Arundel v. Turk
Before: White
WHITE, J.,
pro tem.
This is an action brought to recover damages on account of personal injuries received by plaintiff in an automobile accident. At the time of the accident in question the plaintiff, Sarah Arundel, was driving her Dodge automobile in a southerly direction along Main Street in Ocean Park. At the same time and place, the defendant, L. A. Turk, was driving his Durant automobile in a northerly direction along the same street. The two automobiles collided, the left front portion of each being involved in the collision. Trial was had before a jury, and a verdict returned for defendant and against plaintiff. Judgment being entered thereon, plaintiff prosecutes this appeal therefrom.

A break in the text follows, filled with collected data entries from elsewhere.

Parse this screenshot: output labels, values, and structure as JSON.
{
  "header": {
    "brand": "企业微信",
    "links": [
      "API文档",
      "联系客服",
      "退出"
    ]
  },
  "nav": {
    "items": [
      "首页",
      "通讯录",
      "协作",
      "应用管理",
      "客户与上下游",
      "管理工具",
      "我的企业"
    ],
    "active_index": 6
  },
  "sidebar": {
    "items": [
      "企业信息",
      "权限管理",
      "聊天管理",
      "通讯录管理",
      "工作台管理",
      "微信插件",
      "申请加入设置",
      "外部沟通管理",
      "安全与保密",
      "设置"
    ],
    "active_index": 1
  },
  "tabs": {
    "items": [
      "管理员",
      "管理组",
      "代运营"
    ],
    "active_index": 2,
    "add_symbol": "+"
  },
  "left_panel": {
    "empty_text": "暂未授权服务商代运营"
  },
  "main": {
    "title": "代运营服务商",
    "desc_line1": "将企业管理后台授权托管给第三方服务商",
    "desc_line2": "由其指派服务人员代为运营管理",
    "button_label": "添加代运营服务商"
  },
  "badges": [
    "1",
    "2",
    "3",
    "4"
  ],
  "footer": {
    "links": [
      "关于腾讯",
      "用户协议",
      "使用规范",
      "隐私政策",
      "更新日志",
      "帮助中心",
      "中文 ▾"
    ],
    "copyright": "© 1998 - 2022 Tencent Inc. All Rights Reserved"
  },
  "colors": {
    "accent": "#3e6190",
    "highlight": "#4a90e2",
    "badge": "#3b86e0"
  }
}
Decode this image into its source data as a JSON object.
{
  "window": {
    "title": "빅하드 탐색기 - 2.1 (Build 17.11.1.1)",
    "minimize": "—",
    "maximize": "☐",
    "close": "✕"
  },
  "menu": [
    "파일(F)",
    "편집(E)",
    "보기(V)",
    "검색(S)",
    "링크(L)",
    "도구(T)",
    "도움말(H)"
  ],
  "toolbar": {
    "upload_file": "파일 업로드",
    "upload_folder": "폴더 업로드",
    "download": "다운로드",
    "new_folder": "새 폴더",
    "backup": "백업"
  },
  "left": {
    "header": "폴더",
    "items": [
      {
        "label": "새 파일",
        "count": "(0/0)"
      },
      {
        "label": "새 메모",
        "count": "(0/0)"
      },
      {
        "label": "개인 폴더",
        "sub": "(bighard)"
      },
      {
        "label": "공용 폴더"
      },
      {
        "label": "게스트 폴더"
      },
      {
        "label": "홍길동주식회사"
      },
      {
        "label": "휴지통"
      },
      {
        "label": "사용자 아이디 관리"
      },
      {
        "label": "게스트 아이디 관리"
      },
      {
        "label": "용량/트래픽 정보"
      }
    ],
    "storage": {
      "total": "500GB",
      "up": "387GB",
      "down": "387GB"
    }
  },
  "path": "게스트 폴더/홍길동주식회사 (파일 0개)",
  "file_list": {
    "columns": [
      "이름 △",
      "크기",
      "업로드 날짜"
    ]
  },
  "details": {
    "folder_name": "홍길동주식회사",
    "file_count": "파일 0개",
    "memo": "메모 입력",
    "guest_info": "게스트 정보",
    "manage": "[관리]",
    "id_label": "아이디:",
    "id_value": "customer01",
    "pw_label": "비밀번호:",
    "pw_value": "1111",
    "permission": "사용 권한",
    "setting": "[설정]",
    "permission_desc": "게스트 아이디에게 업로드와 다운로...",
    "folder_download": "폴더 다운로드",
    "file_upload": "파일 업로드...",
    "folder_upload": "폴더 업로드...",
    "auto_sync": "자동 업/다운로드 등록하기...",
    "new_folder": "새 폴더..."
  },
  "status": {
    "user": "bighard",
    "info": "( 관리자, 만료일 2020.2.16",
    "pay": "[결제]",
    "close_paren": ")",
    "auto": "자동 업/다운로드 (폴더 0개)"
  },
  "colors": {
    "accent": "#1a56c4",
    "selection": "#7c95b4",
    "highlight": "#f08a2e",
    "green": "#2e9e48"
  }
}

• Appellant’s first assault upon the judgment is based on the claim that the evidence is insufficient to justify the verdict of the jury. There is in the record evidence that appellant was operating her automobile just prior to the accident on her right-hand side of the street at a rate
[295]
of speed estimated to be between 12 and 14 miles per hour; that suddenly respondent’s automobile, going in the opposite direction, came from behind another automobile over onto its wrong side of the street and collided with appellant’s automobile. Opposed to this is testimony to the effect that respondent was driving on his right side of the street and was never at any time over on the wrong side; that appellant, when about 25 feet away from respondent’s automobile, made a left turn over onto her wrong side of the street, colliding with respondents’ car. The testimony appears to be indisputable that when "the cars came to rest respondent’s Durant was several feet east of the center of the street and the whole of appellant’s Dodge, with the exception of the right rear wheel, was also east of the center line of Main Street.

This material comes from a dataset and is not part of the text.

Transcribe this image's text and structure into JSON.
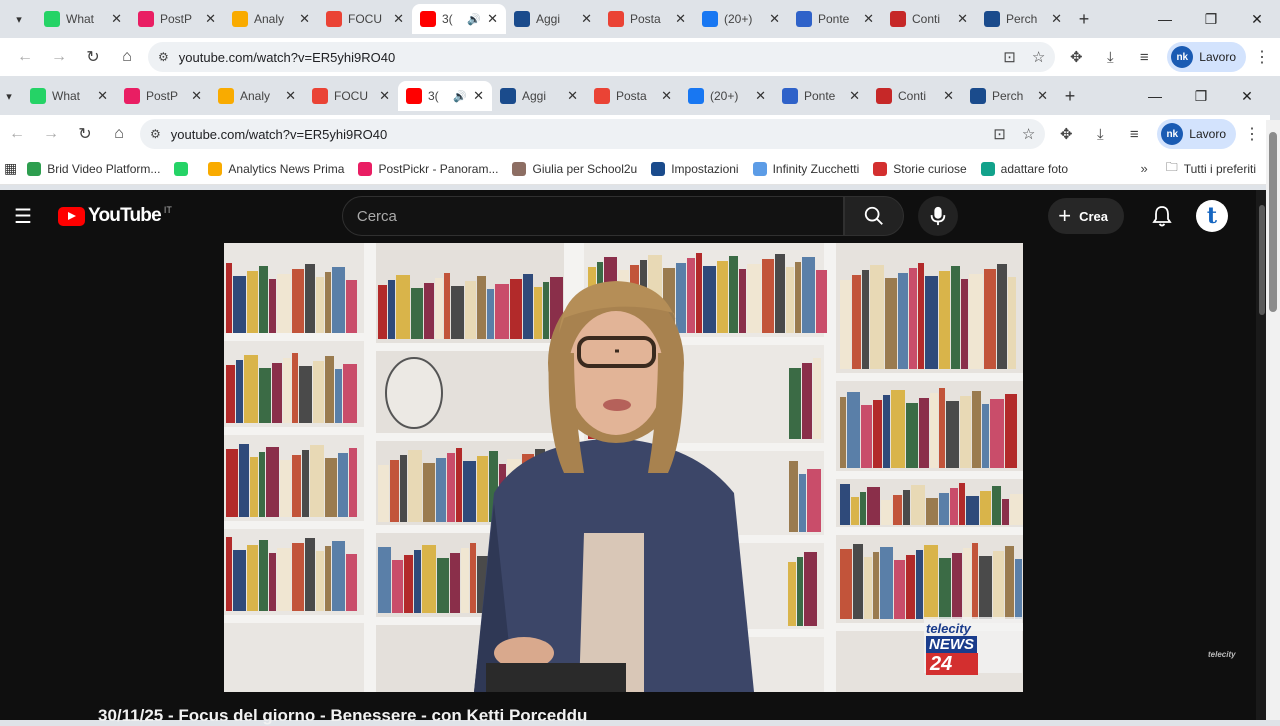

When a judgment is attacked as being unsupported by the evidence, the power of the appellate court in passing on this question begins and ends with a determination as to whether there is any substantial evidence, contradicted or uncontradicted, which will support the verdict rendered by the jury; and on appeal from a judgment for defendant in an action for damages for negligence, all conflicts in the evidence must be resolved in favor of the defendant, and all legitimate and reasonable inferences indulged in to uphold the judgment, if possible; and when two or more inferences can be reasonably deduced from the facts, the reviewing court is without power to substitute its deductions for those of the jury.